Keywords: BMI, drug levels, hormonal contraception, continuous-dosing
Introduction
Obesity impacts the pharmacokinetic (PK) parameters of contraceptive steroids; specifically, half-life, clearance, area under the curve, and time to achieve steady-state [1, 2]. These PK indices are considered critical indicators of drug therapeutic performance [3]. Whether the observed alterations in PK parameters observed in obese women translate into clinical evidence of failure (i.e. pregnancy) is controversial, but observed PK changes are concerning and may magnify the effects of poor pill compliance in this population [4]. Although it is tempting to simply recommend alternative forms of birth control to bypass both PK and compliance issues, oral contraceptives (OC) remain the most popular form of contraception [5] and a woman’s individual preference influences her compliance and continuation with any method [6]. Moreover, since obese women have been largely excluded from premarketing evaluations of the newest low dose formulations of OCs, we have insufficient information available to assess efficacy in this population.

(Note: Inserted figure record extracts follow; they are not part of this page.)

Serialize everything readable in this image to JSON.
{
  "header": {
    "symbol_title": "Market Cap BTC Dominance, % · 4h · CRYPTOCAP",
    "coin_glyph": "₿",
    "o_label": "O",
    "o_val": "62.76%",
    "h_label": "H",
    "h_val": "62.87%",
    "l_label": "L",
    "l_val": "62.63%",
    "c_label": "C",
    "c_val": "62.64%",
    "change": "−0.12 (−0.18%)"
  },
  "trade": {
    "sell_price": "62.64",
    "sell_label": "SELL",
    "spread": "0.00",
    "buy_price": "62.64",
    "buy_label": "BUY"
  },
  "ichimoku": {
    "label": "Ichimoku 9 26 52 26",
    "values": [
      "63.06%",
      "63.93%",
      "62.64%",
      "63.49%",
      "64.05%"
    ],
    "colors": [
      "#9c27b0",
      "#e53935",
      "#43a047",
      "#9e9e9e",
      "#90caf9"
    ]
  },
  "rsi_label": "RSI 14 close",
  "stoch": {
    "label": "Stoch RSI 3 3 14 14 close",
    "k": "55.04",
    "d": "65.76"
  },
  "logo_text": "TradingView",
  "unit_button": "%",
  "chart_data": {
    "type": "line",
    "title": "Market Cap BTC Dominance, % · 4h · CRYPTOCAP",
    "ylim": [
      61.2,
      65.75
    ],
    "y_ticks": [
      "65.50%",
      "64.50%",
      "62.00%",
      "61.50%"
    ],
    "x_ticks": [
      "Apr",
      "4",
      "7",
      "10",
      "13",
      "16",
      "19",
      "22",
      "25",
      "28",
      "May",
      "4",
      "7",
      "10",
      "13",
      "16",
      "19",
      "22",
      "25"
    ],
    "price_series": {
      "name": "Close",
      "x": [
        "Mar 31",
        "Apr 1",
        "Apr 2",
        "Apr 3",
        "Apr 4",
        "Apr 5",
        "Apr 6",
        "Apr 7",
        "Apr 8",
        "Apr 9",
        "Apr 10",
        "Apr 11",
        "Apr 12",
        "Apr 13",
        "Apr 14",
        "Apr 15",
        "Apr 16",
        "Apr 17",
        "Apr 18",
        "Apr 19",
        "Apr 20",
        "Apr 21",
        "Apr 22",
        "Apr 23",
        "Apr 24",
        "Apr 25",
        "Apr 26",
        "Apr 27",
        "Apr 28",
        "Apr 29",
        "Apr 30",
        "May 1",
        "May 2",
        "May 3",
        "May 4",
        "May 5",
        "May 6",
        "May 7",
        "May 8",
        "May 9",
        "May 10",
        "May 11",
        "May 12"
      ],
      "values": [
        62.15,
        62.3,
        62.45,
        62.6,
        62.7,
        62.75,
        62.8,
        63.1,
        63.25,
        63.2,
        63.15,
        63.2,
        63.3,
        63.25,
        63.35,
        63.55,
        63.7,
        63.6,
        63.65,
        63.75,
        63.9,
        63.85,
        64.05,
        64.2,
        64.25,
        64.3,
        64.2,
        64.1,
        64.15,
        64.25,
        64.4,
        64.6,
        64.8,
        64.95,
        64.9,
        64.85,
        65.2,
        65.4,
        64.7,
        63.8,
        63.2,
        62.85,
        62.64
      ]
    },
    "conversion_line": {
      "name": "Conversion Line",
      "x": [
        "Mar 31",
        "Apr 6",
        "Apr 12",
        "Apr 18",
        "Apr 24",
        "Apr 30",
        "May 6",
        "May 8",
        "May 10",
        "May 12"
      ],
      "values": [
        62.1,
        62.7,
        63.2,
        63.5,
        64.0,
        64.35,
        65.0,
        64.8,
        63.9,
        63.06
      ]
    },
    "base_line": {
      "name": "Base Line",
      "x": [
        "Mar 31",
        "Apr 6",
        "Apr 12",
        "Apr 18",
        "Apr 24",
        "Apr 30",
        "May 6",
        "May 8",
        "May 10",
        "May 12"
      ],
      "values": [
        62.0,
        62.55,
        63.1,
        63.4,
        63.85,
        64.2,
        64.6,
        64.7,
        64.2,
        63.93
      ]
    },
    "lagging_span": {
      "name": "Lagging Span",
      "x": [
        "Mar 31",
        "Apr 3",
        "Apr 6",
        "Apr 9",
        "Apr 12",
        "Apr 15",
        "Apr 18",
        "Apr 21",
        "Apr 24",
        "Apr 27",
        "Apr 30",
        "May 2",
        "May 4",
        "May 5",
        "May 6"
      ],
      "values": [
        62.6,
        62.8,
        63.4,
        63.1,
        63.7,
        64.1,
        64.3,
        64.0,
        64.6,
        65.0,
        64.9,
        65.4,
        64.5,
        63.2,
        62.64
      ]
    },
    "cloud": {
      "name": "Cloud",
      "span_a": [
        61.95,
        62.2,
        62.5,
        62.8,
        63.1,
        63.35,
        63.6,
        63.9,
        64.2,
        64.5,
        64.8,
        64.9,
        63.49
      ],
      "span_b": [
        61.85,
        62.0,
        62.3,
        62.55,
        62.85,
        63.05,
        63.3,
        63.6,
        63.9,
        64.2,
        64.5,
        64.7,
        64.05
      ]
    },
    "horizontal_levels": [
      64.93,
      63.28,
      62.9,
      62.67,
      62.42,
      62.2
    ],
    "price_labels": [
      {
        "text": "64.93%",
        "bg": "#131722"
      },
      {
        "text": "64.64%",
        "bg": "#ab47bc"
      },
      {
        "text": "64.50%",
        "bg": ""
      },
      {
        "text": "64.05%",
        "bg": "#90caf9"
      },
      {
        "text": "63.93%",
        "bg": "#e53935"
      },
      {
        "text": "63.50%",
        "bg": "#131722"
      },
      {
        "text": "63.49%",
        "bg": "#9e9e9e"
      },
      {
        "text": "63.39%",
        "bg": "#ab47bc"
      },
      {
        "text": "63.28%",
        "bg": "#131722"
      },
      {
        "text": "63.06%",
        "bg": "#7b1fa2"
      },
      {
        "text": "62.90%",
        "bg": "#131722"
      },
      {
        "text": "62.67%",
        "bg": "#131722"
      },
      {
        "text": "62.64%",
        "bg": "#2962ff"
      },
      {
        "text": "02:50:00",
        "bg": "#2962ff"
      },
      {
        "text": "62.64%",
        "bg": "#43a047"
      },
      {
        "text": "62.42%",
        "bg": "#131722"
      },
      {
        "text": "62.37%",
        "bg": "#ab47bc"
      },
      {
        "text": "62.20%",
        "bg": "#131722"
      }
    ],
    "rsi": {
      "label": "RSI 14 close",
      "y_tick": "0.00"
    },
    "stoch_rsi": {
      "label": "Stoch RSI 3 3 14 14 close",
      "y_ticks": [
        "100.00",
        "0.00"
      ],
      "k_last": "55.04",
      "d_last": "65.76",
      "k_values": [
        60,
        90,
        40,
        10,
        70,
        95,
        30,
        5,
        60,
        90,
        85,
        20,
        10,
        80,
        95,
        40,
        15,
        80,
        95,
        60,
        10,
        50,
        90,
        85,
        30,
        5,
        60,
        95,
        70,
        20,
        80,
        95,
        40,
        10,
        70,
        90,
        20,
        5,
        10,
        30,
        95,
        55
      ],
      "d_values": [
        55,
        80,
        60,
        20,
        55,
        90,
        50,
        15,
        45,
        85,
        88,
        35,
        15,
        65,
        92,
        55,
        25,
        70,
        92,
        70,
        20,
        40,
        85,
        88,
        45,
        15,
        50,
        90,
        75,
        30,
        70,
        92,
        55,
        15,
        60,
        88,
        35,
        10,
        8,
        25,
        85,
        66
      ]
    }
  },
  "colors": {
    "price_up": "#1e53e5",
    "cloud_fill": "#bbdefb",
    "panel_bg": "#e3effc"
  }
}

Strategies to normalize PK parameters should improve effectiveness whether the mechanism of failure is altered drug metabolism or poor compliance. We have shown that the most likely ‘window for failure’ for obese OC users is with pill initiation or following the 7-day hormone-free interval due to a delay in achieving steady-state because of changes in contraceptive steroid clearance and not volume of distribution [1]. Following a 7-day hormone-free interval, women of normal BMI achieve a steady-state level of levonorgestrel within 5 days whereas obese women take twice as long [1]. We hypothesized that two readily available strategies: eliminating the hormone-free interval (continuous cycling) or using a higher dose pill cyclically (increased dose) might have the potential to counteract this obesity-related change in OC PK. This study was designed to determine if increasing the hormone dose or eliminating the hormone-free interval resolves the impact of obesity on PK and improves end-organ suppression.
Materials and Methods
A prospective randomized study was conducted at Oregon Health & Science University (OHSU) in Portland, Oregon from January 2010 to June 2011. The OHSU Institutional Review Board and OHSU Clinical & Translational Research Institute (OCTRI) approved the study protocol and all subjects underwent informed written consent.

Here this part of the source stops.